姬侨说,楚人向来仇吴,晏婴特意避开所有人暗中入楚,只怕是为了说服楚人,借着其伐吴的由头,讨伐逃亡吴国的庆封。但楚王自然也不是好相与的,且之前几次因为晏婴矮小的身材羞辱晏婴不成反被晏婴戏弄颇为恼怒,他若是与晏婴合作,只怕晏婴许诺给楚王的交换条件除了协助楚王实现这次的诸侯会盟之事外,更是有可能许诺若事成齐国将由亲晋而改为亲楚这样的条件。
臣子为着不成器的君主复仇,做到这份儿上,也算是尽忠了。
虽然姬侨做此评价,可金阳却并不如此认为。他觉得,晏婴如此反常的举动,看似是为了惩罚逆臣,但实际并非如此。
依姬侨所言,晏婴此人深知齐庄公并非明主,忠却不愚忠。齐庄公主政时,政令少有惠及臣民,也与晏婴之间无甚恩情,他能够为齐庄公收尸,便已是仁至义尽,全了这一场君臣情意。况且,若是他真的想要为齐庄公复仇,那在芦浦氏设计推翻与崔杼勾结杀死君主的庆封之时,他便该站出来了。
反倒是姬侨的故事里的另一个人,让金阳一直十分在意。
那人是叛党之首,娇奢暴虐,在杀害齐庄公后,又被同僚庆封设计,导致家族内乱几乎满门灭尽,最终自缢而亡。
崔杼,尽管其人风评一败涂地,却仍然力排众议,从庆封手中救了晏婴两次。一次是在刚刚诛杀齐庄公,晏婴敲门为其收尸时;另一次便是在庆封与崔杼拥立新君,为了防止内乱与为卿士大夫盟誓之时。
金阳将不远处那瘦小的男人多看了几眼,实在忍不住好奇,他好奇忠臣良相是否真的能与犯上作乱的贼子莽夫成为朋友?他也想知道好人与坏人又是否是真正的泾渭分明?
好戏如姬侨预料在申地会盟结束时开锣。
楚灵王果然遍邀参加盟会的各路诸侯一同前往朱方(地名,位于吴国境内)讨伐齐国叛臣庆封,妄想得个公正守礼的美名。只是与会的各国大夫也不是傻子,这事明摆着是他楚王想要借齐国之事给吴国一个下马威,诸国一向与吴国相安无事,此刻自然无人愿意替楚国去趟这趟浑水。

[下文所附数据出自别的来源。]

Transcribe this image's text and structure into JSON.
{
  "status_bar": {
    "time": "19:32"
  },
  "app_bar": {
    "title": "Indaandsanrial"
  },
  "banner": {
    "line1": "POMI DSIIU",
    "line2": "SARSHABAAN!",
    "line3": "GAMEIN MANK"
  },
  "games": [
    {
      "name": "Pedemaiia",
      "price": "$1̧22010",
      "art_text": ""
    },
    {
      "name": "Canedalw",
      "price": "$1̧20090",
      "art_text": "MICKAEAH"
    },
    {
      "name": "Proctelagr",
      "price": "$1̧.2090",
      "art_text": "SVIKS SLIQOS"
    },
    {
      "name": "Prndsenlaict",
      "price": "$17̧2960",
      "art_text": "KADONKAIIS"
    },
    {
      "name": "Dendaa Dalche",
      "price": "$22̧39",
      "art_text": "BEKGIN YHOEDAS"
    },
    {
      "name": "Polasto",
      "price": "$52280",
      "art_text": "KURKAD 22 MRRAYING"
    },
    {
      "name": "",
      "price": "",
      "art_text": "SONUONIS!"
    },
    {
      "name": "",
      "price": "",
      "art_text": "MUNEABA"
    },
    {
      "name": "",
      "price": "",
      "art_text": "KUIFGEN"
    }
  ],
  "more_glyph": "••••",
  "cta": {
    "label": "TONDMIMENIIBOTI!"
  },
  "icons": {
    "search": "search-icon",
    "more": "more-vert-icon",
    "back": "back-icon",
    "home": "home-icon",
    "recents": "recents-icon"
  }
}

可楚国早已做了万全的准备,就算诸侯不与其一同出兵,所部署的兵力也完全足以攻克朱方。每个人都知道,此时若是退缩,一定会引起楚国不满,更何况楚王这向来荒唐无礼胡作非为的性子无人不知无人不晓,若是真将其激怒,那么自己到底能不能囫囵个回去都未可知。
众人如此盘算了一圈,皆是无法,只得随意点上一两队兵将随楚王一同出征吴国。
姬侨自是在安排了卫队护送来参会的郑伯先行回国后,才自己带上了一队兵甲,慢腾腾,懒洋洋地跟在了联军的队伍末尾。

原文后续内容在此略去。